One Nation leader Pauline Hanson has confirmed she will back proposed changes to stop workers receiving a significant chunk of their parental leave payments.
The controversial move was introduced as part of Joe Hockey’s ill-received final budget and would see workers denied parental leave payments from their employer on top of the money they are already getting from the government.
As it stands, new parents are eligible for an 18-week, $12,100 entitlement from the government. They can also receive additional parental leave payments from their employer if it is part of their contract.
Ms Hanson says this creates a culture of “double dipping” where parents are taking money from both buckets.
“No one wants double-dipping. If you’re getting a payment, you’re getting looked after, fine; one only. I don’t believe in this double-dipping,” she told the Seven Network.
She also said businesses were “screaming out” because they couldn’t afford to to pay workers’ benefits.
“We actually have to pull the budget back. We can’t keep affording this and people want a hand-out all the time.”
However, while many support Ms Hanson’s idea, others say she is taking away money new parents and young families need to survive.

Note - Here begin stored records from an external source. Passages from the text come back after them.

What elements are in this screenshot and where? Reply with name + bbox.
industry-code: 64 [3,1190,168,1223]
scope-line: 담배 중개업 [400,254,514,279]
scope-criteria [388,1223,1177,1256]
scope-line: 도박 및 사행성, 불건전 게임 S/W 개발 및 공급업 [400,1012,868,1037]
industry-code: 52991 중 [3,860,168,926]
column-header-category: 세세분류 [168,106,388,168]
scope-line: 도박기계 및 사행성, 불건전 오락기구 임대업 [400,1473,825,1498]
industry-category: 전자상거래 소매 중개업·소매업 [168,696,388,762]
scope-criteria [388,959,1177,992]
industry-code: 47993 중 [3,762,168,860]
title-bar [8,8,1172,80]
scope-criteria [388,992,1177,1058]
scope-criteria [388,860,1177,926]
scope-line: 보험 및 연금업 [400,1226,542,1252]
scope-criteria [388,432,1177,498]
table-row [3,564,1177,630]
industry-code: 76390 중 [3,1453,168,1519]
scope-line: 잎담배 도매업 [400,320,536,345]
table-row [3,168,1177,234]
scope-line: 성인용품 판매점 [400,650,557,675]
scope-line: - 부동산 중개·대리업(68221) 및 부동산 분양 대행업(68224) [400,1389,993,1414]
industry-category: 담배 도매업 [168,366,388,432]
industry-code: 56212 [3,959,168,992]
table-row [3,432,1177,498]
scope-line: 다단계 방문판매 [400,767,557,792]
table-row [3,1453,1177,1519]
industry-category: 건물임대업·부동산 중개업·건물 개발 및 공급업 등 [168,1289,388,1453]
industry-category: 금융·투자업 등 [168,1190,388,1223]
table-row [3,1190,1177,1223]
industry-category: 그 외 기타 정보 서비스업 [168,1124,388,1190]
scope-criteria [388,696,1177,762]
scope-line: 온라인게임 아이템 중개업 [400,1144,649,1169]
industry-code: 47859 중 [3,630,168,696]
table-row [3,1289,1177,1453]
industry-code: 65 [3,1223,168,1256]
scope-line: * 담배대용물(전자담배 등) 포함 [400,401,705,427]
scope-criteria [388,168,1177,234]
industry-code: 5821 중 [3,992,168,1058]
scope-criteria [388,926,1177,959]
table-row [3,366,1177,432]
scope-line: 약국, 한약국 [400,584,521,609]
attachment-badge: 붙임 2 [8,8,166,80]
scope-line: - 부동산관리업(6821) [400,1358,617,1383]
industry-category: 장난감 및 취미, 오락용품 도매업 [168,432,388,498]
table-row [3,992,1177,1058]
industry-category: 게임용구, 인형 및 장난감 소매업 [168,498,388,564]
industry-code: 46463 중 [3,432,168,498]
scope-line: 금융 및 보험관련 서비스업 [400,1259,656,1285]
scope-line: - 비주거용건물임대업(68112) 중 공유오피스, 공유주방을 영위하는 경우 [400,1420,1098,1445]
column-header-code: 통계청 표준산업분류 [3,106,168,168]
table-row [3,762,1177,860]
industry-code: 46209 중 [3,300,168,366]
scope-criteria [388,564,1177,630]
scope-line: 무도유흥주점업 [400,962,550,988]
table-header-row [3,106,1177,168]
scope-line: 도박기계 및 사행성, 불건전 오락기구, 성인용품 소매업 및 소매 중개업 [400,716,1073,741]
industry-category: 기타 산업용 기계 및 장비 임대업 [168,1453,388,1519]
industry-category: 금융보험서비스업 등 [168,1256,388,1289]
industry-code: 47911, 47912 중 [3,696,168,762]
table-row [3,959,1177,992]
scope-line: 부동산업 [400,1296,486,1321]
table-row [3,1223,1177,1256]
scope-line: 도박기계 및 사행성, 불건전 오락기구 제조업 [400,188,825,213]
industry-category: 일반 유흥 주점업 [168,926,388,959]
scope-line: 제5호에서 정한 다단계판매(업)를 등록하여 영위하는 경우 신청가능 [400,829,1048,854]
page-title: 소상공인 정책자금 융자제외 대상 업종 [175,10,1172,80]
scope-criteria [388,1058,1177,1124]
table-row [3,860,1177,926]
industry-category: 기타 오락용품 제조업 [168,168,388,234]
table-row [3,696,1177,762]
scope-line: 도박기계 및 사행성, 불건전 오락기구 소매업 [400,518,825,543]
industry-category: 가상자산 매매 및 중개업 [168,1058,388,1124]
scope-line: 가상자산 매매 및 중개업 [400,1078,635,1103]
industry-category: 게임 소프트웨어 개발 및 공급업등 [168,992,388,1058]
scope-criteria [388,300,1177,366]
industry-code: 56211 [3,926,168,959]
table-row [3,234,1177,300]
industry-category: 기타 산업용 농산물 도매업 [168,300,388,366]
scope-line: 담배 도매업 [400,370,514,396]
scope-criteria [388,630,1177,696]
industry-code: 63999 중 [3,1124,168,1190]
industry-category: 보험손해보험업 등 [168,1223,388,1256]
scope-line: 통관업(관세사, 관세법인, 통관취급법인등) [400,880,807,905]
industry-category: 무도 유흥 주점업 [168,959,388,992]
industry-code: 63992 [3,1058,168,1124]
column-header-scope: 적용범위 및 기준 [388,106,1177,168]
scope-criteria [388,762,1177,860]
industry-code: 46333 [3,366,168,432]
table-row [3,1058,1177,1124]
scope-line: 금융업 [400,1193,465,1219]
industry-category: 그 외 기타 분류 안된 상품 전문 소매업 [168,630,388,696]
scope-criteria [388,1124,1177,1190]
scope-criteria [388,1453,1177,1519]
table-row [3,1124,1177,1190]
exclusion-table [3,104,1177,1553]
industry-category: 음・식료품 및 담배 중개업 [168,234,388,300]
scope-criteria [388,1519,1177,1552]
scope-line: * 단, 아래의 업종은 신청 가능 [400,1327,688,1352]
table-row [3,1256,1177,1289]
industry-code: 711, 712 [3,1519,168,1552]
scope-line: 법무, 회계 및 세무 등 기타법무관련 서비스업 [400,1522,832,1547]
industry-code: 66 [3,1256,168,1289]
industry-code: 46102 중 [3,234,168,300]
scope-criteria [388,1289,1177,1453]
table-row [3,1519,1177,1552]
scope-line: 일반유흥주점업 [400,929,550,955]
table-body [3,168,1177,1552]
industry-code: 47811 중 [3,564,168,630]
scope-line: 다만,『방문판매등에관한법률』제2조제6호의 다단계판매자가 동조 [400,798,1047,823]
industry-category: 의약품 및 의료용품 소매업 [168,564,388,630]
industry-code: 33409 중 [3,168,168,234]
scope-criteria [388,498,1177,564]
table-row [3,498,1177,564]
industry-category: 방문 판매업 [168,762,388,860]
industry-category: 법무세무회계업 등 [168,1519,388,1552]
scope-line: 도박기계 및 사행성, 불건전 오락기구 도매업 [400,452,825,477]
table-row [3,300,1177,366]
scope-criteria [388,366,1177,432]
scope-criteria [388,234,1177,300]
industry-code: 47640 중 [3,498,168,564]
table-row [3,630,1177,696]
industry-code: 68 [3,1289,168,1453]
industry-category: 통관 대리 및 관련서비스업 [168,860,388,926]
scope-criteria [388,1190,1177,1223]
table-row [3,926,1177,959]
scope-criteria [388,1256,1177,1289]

Jenny Macklin, the opposition social services spokeswoman, said the government’s paid parental leave scheme is designed to include top up payments from employers and that the government money alone isn’t enough to fund young parents.
“Some of the employer schemes are very modest and of course they’re paid at the person’s wage and the vast majority of young women having babies, they’re not getting paid exorbitant wages; most of them, who are working in retail for example, are on very modest wages and those are the people who will be very hard hit,” Ms Macklin told ABC radio.
“The government is taking $1 billion out of the pockets of new mothers, so this new measure is … going to hurt low and middle-income women.”
Of cause many baby boomer parents know just how tough it was thirty or forty years ago to find the money to raise a family and many are watching their children go through the same thing know.
While have have said they back Ms Hanson’s opinion, others say we need to do all we can to help young parents make ends meet.